ATR spectra for ligands and metal complexes were obtained within the spectral range of 4000–600 cm⁻¹ using Thermo Scientific NICOLET iS10 spectrometer. Spectral data were processed with OMNIC software.

2.6. Fluorometric analysis

Emission spectra for ligands and metal complexes were obtained in methanol on a Thermo Scientific Lumina spectrophotometer. A 150 W xenon lamp was used as the excitation source. Spectral data were processed with Luminous software.

2.7. Melting point determination

Melting points were manually determined in open capillaries.

2.8. Synthesis

In order to synthesize metal complexes, [PtCl₂(DMSO)₂] precursor was prepared as the starting material using K₂[PtCl₄] according to a known procedure.⁴²

2.8.1. N(SO₂(2-nap))dpa ligand. A solution of 2-naphthalene sulfonyl chloride (2.5 mmol, 0.572 g) was added to a solution of N(H)dpa (5 mmol, 0.92 ml) according to a known procedure to obtain N(SO₂(2-nap))dpa ligand.⁴³ Brownish yellow colour, plate like crystals suitable for X-ray diffraction were obtained (0.662 g, 68%). ¹H NMR, UV-vis and FTIR data were matched with previously reported data. Melting point: 80.5 °C.

2.8.2. [PtCl₂(N(SO₂(2-nap))dpa)] complex. A solution of N(SO₂(2-nap))dpa (0.1 mmol, 0.039 g) in 10 ml of ethanol was added to a solution of [PtCl₂(DMSO)₂] (0.1 mmol, 0.042 g) in 10 ml of ethanol at room temperature. The reaction mixture was stirred at 50 °C for 12 hours. Then the resultant precipitate was filtered using a filter paper. The precipitate was taken to dryness. White color powder was obtained (0.059 g, 90%). UV-vis (MeOH) [λ_max (nm) (ε M⁻¹ cm⁻¹)]: 228, 269; FT-IR (ATR) (cm⁻¹): 3052 (ν(C–H)), 1336 (ν(C–N)), 890 (ν(S–N)). ¹H NMR signals (ppm) in DMSO-d₆ are 9.27 (d, 2H, H6/6′), 8.74 (s, 1H), 8.24 (t, 1H), 8.12 (d, 1H), 8.03 (d, 1H), 7.96 (t, 2H, H4/4′), 7.79–7.75 (m, 2H), 7.74 (d, 2H, H3/3′), 7.52 (t, 2H, H5/5′), 6.06 (d, endo-H), 5.33 (d, exo-H). Crystals suitable for single crystal X-ray diffraction were grown by mixing two solutions, each containing 12.5 mM ligand and platinum precursor in acetonitrile. Melting point > 360 °C.
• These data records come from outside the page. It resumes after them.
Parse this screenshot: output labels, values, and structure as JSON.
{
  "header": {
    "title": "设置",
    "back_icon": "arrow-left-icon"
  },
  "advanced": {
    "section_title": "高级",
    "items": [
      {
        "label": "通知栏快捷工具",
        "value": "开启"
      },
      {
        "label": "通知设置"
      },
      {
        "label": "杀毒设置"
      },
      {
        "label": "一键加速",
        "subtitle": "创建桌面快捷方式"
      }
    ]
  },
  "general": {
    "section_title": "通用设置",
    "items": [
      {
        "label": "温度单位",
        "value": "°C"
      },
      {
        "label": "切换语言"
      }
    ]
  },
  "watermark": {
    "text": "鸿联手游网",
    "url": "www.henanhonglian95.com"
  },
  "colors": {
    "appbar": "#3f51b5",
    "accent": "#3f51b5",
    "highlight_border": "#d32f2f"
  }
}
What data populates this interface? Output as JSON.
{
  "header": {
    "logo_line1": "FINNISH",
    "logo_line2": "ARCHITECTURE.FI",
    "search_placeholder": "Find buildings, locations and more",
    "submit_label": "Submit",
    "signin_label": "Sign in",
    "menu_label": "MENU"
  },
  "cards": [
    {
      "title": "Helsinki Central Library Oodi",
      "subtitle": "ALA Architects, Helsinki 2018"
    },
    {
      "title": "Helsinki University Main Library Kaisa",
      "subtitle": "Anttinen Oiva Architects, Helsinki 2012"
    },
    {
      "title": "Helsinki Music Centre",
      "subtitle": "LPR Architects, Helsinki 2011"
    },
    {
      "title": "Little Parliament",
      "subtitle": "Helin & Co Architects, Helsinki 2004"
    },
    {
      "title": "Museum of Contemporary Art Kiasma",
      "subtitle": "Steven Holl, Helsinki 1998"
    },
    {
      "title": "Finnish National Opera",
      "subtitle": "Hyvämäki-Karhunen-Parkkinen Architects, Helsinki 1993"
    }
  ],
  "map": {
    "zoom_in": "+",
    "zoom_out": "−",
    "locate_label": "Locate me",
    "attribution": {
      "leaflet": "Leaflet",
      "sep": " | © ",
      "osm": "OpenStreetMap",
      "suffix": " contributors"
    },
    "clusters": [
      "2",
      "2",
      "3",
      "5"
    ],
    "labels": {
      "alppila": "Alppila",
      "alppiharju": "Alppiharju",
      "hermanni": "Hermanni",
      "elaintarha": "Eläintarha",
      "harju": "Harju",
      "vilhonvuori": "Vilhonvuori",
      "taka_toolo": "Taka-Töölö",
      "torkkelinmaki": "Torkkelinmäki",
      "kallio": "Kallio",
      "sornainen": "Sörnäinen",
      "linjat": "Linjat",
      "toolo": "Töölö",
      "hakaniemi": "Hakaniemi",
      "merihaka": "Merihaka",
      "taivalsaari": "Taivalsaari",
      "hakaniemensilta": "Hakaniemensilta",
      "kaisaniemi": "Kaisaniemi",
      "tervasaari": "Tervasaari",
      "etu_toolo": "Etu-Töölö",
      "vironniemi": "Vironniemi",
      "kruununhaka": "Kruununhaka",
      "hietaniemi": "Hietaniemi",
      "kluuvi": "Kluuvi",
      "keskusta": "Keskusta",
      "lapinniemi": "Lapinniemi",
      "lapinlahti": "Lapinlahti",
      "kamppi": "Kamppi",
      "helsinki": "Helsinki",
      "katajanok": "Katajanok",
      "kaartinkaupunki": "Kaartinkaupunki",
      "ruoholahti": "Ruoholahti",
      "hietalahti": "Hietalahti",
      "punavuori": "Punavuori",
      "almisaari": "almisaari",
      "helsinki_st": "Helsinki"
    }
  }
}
2.8.3. N(SO₂(1-nap))dpa ligand. A solution of 1-naphthalene sulfonyl chloride (2.5 mmol, 0.572 g) was added to a solution of N(H)dpa (5 mmol, 0.92 ml) according to a known procedure to obtain N(SO₂(2-nap))dpa ligand as a brown coloured oil (0.681 g, 70%).^{43 1}H NMR, UV-vis and FTIR data matched with previously reported data.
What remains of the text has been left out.